Let $(X,d)$ be a metric space.
Let $A\subset X$.
Verify if the following propositions are true or false.
Proposition 1 $$B\subset A \text{ is closed in A}\Longleftrightarrow B=C \cap A \,\,\,\,\,(C\text{ open in }E)$$
Proposition 2 $$B\subset A \text{ is open in A}\Longleftrightarrow B=O \cap A \,\,\,\,\,(O\text{ open in }E)$$
I am fairly certain Proposition 1 is true, however I am not so certain about Proposition 2.
I feel it is $O\cap A$ insead of $O \cup A$.
Any verification is appreciated.
I cannot remember which textbook I extracted these from.

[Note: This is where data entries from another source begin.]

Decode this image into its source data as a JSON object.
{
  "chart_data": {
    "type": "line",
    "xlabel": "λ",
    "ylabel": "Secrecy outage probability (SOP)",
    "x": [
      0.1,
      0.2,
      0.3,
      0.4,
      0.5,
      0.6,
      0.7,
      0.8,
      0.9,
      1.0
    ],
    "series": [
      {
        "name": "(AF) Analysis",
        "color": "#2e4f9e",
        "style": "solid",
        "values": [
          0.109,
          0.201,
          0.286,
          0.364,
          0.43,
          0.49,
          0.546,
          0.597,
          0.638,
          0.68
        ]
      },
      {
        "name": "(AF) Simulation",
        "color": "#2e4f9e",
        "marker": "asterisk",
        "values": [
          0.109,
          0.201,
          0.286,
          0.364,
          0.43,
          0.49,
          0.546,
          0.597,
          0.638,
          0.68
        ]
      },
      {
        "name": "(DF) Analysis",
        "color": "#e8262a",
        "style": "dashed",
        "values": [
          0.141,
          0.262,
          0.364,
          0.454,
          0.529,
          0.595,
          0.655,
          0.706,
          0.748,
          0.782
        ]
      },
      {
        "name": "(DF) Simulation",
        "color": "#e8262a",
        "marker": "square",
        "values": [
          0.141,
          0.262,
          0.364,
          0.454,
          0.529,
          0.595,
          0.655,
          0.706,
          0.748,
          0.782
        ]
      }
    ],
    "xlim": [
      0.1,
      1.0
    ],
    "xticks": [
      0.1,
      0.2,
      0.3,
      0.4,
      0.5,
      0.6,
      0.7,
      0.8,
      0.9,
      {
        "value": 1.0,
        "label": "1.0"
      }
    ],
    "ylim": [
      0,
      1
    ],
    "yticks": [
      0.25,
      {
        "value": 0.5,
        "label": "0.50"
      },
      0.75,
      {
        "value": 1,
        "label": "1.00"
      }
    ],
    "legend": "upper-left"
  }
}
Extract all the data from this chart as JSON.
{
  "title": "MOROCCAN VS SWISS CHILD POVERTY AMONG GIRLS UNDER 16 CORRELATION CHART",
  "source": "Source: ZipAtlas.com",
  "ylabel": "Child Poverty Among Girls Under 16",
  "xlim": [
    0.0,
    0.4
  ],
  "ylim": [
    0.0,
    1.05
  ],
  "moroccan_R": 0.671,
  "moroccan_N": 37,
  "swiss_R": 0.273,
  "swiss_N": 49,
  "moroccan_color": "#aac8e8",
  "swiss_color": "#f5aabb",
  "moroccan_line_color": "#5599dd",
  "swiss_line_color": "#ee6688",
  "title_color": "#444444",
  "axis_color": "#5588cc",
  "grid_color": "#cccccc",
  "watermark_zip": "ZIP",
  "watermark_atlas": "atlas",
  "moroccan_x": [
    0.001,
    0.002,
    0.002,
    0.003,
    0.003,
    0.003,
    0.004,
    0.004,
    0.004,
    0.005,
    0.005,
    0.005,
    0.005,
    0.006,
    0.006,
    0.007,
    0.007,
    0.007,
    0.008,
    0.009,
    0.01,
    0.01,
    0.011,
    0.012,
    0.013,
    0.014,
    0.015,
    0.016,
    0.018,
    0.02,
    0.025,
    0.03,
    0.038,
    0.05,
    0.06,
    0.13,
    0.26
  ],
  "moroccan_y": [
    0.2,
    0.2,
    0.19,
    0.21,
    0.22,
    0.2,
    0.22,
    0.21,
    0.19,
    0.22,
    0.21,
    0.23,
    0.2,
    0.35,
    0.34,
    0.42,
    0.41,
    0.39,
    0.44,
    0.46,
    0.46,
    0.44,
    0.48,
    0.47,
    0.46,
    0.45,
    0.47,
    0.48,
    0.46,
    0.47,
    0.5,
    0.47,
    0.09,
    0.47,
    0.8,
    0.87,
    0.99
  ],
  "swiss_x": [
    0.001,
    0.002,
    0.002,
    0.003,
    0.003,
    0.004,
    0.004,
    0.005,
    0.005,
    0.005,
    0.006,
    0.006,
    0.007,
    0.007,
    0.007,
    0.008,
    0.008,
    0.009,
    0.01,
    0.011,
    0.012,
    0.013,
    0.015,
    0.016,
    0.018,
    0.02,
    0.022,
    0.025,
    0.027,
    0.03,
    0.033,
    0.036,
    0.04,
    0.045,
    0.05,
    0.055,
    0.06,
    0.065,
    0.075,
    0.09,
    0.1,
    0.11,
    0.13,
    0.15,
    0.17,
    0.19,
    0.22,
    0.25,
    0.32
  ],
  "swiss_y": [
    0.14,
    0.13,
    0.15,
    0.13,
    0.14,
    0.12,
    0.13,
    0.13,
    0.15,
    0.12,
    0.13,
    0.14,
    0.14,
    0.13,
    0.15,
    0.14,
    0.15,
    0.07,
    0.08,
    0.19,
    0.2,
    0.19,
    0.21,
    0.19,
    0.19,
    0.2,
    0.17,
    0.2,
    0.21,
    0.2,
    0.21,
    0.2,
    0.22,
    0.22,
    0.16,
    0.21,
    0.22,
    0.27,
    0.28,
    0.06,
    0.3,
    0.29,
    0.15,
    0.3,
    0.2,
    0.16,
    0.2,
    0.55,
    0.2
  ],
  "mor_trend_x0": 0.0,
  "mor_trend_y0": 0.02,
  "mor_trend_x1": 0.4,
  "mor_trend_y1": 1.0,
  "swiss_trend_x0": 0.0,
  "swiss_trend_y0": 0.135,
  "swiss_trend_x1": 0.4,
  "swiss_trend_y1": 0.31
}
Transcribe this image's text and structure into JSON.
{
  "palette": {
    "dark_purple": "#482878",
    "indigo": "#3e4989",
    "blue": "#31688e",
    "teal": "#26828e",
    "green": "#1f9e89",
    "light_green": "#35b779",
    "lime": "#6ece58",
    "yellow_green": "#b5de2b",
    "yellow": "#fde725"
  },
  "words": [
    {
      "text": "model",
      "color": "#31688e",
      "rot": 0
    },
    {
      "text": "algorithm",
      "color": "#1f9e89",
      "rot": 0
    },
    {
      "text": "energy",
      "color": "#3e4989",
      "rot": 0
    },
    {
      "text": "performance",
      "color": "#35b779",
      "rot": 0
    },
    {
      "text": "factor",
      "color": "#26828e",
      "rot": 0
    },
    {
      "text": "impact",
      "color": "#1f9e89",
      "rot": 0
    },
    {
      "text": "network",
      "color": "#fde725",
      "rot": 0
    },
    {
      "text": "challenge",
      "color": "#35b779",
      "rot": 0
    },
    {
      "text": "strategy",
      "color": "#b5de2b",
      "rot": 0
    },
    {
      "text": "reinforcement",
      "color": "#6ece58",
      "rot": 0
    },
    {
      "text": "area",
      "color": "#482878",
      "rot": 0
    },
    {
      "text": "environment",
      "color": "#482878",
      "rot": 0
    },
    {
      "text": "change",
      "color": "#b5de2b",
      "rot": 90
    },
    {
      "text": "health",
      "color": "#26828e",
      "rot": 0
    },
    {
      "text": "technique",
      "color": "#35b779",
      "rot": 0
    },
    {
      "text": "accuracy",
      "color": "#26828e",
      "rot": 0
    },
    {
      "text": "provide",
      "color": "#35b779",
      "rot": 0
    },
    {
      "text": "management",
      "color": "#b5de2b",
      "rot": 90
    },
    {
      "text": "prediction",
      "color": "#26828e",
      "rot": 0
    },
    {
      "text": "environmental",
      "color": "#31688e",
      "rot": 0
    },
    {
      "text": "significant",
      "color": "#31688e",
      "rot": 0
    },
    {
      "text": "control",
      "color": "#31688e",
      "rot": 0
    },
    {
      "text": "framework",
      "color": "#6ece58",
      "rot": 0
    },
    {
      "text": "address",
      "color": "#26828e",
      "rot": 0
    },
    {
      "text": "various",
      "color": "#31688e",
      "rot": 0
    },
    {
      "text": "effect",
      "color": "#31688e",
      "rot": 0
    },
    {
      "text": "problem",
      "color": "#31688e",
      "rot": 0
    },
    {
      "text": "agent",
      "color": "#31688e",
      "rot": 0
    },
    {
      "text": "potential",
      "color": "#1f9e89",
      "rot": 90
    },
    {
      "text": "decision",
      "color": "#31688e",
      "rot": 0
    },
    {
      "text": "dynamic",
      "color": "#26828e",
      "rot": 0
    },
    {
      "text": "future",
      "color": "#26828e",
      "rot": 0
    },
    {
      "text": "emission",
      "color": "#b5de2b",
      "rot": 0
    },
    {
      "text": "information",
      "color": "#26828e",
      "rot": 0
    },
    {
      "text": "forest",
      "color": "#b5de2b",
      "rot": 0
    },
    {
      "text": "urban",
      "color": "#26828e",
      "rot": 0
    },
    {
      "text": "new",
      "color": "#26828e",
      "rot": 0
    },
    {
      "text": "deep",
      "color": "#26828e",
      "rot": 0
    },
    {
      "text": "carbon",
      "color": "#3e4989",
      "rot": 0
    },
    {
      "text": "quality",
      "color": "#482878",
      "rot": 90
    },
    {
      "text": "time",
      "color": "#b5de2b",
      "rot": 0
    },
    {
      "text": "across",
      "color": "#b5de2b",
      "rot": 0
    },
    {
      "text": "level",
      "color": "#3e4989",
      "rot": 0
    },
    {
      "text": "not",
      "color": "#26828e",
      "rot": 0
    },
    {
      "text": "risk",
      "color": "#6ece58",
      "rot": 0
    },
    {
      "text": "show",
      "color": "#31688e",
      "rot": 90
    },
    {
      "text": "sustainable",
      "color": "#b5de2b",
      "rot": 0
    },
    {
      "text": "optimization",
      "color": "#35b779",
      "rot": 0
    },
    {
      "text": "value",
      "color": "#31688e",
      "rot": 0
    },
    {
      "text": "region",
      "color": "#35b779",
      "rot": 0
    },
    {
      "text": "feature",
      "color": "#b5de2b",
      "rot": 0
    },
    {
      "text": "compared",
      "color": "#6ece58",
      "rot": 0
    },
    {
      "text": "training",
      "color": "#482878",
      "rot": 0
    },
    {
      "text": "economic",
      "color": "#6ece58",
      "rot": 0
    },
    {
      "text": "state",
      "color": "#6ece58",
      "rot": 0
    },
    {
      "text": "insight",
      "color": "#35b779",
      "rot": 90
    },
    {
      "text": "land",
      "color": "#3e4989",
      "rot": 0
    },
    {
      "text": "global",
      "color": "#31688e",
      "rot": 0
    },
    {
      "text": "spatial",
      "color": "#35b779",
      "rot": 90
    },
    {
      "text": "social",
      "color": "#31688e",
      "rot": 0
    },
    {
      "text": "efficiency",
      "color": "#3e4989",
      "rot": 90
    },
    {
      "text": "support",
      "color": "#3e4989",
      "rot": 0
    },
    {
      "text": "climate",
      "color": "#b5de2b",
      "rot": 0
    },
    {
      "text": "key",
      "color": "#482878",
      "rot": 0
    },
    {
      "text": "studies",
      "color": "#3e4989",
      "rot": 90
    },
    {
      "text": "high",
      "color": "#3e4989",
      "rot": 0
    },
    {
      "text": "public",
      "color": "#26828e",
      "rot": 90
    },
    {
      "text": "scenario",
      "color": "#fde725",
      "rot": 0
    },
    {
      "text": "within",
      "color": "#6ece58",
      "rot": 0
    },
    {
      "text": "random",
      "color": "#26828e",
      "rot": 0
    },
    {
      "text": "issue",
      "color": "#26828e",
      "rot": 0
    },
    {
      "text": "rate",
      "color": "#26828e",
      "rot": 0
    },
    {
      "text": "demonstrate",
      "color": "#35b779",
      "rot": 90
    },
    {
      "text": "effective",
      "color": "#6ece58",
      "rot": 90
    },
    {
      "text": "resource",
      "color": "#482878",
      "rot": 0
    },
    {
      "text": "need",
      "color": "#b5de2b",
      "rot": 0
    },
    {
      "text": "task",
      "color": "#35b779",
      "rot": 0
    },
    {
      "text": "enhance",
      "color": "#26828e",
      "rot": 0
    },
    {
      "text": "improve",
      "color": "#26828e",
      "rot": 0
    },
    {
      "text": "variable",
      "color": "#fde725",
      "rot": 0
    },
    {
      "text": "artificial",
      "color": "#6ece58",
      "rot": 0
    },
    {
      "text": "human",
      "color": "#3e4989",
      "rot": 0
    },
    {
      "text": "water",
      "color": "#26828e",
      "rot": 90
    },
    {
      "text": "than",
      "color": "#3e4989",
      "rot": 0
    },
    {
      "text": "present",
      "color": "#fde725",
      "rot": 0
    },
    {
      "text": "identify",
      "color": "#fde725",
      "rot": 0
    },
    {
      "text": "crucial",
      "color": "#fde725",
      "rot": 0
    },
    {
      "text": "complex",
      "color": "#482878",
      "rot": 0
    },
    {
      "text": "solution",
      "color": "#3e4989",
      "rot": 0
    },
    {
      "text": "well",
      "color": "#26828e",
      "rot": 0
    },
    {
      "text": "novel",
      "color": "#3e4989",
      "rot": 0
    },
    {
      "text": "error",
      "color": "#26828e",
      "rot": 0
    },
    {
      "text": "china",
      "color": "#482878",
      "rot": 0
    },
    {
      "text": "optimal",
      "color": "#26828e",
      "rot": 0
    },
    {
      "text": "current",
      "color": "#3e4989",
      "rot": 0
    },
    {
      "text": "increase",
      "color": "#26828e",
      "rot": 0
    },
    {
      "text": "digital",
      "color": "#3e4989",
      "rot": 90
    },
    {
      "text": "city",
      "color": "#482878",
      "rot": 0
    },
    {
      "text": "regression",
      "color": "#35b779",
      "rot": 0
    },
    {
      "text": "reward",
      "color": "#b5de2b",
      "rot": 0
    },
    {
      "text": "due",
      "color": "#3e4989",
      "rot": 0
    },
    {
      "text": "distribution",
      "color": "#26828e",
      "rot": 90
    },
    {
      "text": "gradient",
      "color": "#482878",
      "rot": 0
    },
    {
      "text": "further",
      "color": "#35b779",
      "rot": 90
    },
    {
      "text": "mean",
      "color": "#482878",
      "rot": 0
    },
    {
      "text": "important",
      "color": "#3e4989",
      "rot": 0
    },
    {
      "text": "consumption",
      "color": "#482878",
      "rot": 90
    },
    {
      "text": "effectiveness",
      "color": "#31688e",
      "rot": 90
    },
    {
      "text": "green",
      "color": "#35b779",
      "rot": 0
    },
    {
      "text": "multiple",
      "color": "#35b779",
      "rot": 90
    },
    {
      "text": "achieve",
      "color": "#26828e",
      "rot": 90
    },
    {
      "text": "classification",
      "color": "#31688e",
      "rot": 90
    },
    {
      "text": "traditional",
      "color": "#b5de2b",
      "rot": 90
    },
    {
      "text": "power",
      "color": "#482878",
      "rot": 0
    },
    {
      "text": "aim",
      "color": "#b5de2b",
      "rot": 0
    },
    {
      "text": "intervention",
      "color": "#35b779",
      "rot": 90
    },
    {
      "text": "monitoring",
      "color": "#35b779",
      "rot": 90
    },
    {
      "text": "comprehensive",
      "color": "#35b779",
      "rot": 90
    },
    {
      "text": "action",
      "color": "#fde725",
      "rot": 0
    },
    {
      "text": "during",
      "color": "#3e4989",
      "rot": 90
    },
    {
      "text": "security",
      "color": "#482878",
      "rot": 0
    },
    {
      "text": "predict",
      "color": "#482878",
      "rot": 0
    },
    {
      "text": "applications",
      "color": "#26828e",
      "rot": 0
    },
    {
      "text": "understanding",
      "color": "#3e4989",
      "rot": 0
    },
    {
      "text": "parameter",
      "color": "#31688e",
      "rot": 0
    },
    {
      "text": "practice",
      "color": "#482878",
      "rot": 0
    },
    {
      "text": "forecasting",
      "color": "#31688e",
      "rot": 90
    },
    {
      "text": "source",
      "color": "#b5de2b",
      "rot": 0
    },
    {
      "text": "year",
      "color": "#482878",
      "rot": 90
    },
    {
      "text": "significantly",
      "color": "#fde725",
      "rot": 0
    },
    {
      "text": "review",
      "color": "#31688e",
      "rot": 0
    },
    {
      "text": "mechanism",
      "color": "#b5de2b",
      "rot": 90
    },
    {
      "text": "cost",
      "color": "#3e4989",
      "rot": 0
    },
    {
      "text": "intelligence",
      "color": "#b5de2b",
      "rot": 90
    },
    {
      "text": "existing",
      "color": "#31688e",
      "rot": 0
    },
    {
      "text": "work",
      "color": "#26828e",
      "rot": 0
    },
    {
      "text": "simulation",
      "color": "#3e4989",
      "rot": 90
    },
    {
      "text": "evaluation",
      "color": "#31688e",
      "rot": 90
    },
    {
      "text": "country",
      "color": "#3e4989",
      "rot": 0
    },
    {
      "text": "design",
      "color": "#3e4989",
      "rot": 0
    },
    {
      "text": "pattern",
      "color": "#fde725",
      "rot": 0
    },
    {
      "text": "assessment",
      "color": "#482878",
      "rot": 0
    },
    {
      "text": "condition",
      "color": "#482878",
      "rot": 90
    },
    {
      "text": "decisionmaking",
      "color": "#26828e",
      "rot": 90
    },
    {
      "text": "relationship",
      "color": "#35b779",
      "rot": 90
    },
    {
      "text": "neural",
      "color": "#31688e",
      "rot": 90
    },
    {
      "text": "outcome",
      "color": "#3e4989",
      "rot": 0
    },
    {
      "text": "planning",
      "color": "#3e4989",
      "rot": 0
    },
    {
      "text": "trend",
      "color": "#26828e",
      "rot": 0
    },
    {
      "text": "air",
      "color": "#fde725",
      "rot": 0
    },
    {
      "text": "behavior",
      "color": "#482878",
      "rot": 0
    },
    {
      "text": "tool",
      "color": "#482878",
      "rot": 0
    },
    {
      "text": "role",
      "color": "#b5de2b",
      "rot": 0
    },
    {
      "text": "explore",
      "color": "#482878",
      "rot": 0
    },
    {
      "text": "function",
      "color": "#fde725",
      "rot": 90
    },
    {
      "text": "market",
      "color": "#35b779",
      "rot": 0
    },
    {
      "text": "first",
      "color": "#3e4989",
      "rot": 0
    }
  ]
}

Propostion 2: (properly restated as) "if $B \subset A$ then $B$ is open in $A \iff $ there is a set $C$ that is open in $X$ so that $B = C \cap A$" is simply the definition of open in a subspace $A \subset X$.
So it is true because it is a definition.
(EDIT: ERK ... not entirely true. But close. For Topological spaces in general, this is a definition. For a metric space this is a proposition but easy to prove.)
(In a metric space $X$ a *neighborhood, $B_r(x)$ is defined $\{y\in X|d(x,y) < r\}$. So if $A \subset X$ is a subspace with the same metric then if $C_r(x) = \{y\in A|d(x,y) < r\}$ is a neighborhood in space $A$ of a point $x\in A$. Then $C_r(x) \subset B_r(x) = \{y\in X|d(x,y) < r\}$, a neighborhood *in space $X$.)
(Thus everything we can conclude about neighborhoods in $X$ will apply to the "subneighborhoods" restricted to $A$. Hence the properties of whether sets are open and closed will be "inherited" from $X$.)
Proposition 1: is simply obviously false. If you take an open set $C$ and intersect it with $A$ there is utterly no reason that that $B = C \cap A$ will be closed when $C$ was open.
It's easy to come up with counter examples. Let $X = \mathbb R$. $A = [0,\infty)$, $C = (1,2)$. Then $B = C \cap A= (1,2)$ is certainly not closed it $A$.